ANTLR is a compiler compiler, which makes it a great tool to write languages (Boo's parser is written in ANTLR, for instance). And although I would generally use Boo for DSL, it is important to me to understand the parser as well.
Comments
That's great news - I've had a few goes at getting to grips with ANTLR, but as you say, it's not something you can just pick up casually...
Isn't what you need just an understanding of EBNF and how to write an LR(n) parser? Or if you don't need LR(n), just use LL(n) ?
It fits on a single sheet of paper :)
Frans, probably.
I don't know them.
ENBF is the notation of the syntaxis:
Nonterminal:: Terminal|Nonterminal
etc.
It's pretty simple so once you grasp that it's easy to produce a syntax. See:
http://en.wikipedia.org/wiki/Extended_Backus_Naur_Form
LR(n) is a parsing method where you use a stack and if a syntax rule is fullfilled with the items on the stack, you replace that set of items with the non-terminal of that rule.
E.g. when you have:
Statement :: ( "Foo" ) ;
and you have this on the stack:
(
"Foo"
)
;
you can 'reduce' these 4 elements to 'Statement' and the whole process starts over. LR(n) parsers are using tables, so you have a generic parser engine and a set of tables which are specific for a language. You also provide a set of routines, for every rule one routine. So when a reduce takes place (like in my example) the rule handler for that rule gets the elements reduced and thus can for example emit something based on the tokens passed in.
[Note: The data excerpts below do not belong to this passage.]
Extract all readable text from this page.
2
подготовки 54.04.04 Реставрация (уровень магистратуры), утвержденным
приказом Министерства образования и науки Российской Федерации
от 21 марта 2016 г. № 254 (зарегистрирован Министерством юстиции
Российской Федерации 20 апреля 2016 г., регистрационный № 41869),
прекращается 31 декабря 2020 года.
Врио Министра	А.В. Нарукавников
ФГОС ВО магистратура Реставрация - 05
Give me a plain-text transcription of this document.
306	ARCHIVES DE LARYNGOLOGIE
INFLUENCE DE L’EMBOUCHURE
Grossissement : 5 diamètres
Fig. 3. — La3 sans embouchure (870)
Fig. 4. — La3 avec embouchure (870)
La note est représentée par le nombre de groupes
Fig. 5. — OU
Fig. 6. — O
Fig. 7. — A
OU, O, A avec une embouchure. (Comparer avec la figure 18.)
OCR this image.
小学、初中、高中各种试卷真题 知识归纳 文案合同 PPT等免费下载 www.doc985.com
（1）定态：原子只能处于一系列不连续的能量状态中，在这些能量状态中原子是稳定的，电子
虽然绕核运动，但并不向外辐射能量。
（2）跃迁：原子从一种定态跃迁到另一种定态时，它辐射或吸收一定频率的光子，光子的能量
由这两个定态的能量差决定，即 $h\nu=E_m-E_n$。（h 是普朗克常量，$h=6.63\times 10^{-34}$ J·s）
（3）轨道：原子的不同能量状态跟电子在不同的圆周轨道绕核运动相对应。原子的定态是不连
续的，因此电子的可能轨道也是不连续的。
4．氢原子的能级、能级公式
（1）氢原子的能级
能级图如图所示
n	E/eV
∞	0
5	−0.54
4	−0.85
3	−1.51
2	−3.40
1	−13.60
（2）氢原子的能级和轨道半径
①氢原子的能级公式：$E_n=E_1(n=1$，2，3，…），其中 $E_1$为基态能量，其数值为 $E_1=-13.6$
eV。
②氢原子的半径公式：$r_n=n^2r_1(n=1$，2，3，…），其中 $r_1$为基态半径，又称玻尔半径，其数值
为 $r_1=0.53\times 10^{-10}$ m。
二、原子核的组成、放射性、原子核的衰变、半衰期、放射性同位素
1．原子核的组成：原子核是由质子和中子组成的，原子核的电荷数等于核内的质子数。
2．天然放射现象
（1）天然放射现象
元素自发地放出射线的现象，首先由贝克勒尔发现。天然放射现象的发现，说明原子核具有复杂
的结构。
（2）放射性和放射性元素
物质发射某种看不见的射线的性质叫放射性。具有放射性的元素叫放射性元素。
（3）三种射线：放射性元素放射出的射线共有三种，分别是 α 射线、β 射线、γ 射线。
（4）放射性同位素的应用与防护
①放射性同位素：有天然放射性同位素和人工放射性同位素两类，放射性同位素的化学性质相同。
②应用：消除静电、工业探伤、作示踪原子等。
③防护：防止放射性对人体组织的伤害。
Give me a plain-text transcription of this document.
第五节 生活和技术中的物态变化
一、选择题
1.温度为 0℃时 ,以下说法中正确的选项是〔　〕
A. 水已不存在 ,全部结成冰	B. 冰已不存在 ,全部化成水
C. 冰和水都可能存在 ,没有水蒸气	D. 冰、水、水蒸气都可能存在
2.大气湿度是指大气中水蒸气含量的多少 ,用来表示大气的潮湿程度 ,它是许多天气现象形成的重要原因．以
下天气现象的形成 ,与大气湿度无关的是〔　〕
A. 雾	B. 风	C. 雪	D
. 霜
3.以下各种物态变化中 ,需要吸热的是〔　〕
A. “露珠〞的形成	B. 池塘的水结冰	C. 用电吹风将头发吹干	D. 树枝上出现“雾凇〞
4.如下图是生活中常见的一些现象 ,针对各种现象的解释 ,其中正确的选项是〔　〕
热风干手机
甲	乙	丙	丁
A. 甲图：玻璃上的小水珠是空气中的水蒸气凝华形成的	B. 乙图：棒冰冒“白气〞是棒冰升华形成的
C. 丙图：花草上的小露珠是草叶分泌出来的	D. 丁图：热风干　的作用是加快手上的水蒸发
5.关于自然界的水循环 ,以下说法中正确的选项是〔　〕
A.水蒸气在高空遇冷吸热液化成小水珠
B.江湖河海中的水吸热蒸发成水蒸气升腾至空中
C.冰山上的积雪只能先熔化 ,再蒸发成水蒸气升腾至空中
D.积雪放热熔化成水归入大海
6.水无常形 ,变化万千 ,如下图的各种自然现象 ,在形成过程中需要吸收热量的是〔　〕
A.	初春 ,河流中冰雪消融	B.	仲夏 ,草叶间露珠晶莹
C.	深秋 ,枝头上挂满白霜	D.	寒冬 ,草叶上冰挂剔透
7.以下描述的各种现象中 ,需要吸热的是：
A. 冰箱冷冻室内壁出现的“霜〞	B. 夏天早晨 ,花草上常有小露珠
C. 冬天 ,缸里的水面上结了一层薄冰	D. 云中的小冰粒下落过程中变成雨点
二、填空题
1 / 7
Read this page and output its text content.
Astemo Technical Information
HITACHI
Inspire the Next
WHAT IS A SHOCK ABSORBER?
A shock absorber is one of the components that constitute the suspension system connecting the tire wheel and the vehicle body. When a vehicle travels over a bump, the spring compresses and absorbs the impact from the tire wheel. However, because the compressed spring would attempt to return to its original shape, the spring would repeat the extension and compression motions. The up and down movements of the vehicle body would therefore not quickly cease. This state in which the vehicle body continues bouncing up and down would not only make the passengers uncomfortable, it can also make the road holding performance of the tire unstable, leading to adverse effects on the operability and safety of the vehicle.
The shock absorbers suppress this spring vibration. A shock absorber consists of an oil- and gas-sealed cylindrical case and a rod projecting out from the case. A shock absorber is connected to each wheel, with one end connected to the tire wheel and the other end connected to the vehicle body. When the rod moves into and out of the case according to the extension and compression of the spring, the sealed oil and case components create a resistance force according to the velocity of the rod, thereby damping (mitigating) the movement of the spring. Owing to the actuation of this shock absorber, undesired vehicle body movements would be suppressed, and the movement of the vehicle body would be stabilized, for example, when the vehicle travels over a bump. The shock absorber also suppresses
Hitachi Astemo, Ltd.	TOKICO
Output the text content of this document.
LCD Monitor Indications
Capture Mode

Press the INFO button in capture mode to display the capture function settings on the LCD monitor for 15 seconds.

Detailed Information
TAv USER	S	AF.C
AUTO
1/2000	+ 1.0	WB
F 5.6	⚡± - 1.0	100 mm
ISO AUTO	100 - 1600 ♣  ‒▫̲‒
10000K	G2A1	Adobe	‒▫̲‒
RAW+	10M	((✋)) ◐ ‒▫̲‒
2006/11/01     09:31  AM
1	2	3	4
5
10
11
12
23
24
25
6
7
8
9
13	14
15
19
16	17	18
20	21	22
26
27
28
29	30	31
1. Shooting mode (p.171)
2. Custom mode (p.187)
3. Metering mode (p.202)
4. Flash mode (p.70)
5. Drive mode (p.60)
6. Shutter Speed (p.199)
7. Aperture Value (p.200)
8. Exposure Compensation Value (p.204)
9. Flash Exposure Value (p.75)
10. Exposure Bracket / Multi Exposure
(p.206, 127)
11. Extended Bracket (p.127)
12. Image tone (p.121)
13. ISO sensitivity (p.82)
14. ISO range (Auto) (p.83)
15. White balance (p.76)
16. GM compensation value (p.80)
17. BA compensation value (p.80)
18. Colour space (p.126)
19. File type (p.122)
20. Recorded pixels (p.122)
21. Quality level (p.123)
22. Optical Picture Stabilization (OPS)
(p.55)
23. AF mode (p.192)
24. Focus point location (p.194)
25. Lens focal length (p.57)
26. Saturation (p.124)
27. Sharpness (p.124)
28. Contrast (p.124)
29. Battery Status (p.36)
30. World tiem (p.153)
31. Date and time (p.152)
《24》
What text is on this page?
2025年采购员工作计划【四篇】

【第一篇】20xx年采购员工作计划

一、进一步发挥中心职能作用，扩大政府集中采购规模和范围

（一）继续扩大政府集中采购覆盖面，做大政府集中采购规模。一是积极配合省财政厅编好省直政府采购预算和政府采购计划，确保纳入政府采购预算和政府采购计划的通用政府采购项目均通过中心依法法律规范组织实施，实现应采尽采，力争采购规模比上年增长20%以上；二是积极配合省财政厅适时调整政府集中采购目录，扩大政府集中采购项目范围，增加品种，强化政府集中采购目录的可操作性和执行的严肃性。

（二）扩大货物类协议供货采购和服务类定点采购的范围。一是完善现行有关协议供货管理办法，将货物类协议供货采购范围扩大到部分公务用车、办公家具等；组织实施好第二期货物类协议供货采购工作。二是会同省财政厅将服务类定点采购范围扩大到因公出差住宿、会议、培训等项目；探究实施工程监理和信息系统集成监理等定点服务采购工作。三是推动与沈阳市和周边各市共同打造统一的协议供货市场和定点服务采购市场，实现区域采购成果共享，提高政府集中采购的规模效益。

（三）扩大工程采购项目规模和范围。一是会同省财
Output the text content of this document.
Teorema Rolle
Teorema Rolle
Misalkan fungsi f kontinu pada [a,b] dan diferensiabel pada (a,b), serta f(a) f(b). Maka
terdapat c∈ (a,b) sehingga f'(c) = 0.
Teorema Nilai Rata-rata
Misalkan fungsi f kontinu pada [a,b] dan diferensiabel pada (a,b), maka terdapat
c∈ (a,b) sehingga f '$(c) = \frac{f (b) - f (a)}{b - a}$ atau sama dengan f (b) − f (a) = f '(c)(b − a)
The 'n' is for the # of items to look ahead before deciding what to do. This can solve ambiguistic elements in your language. Most of the time n=1
LL(n) is a different parsing method. There you simply scan a token and call the handler for the token and that handler then checks what the next token is, if that's an expected token it continues otherwise it gives up and control starts with the main routine.
ANTLR, as the name implies, generates an LR(n) parsing environment for you, so you provide the EBNF syntax and the handlers. The syntax is used to generate the tables and the handlers are provided by you so it will form the parsing code together with the antlr parsing engine.
Not every syntax is parsable by an LR(n) parser. For example UBB forum syntax is hard to do without conflicts as the language is ambiguistic. You then can better write an LL(n) parser, which is straight forward but more work as you can't generate it from syntax most of the time.
Nice to see more interest in DSL's. I think a combination of DSL's inside a single program is the future, and in that light I find it stupid MS didn't create a DSL aware environment in .NET 3.5 where Linq is a DSL inside another language like C#. It then would be possible to create other DSL's as well which could be embedded inside C# code.
Oh well... :)
Btw, if you want an example of an LL(1) parser, my LL(1) parser for UBB in C# can be found here in the HnD sourcecode:
http://www.llblgen.com/HnD
Frans,
Thanks for the detailed explanation.
I am interested in parsing because I feel it is something that I miss.
About DSL, I certainly agree that we are going to see a lot more of those in the future.
Although I think that languages such as boo, which are open to extendability, but already do handle a lot of the complexity for you are the way to go.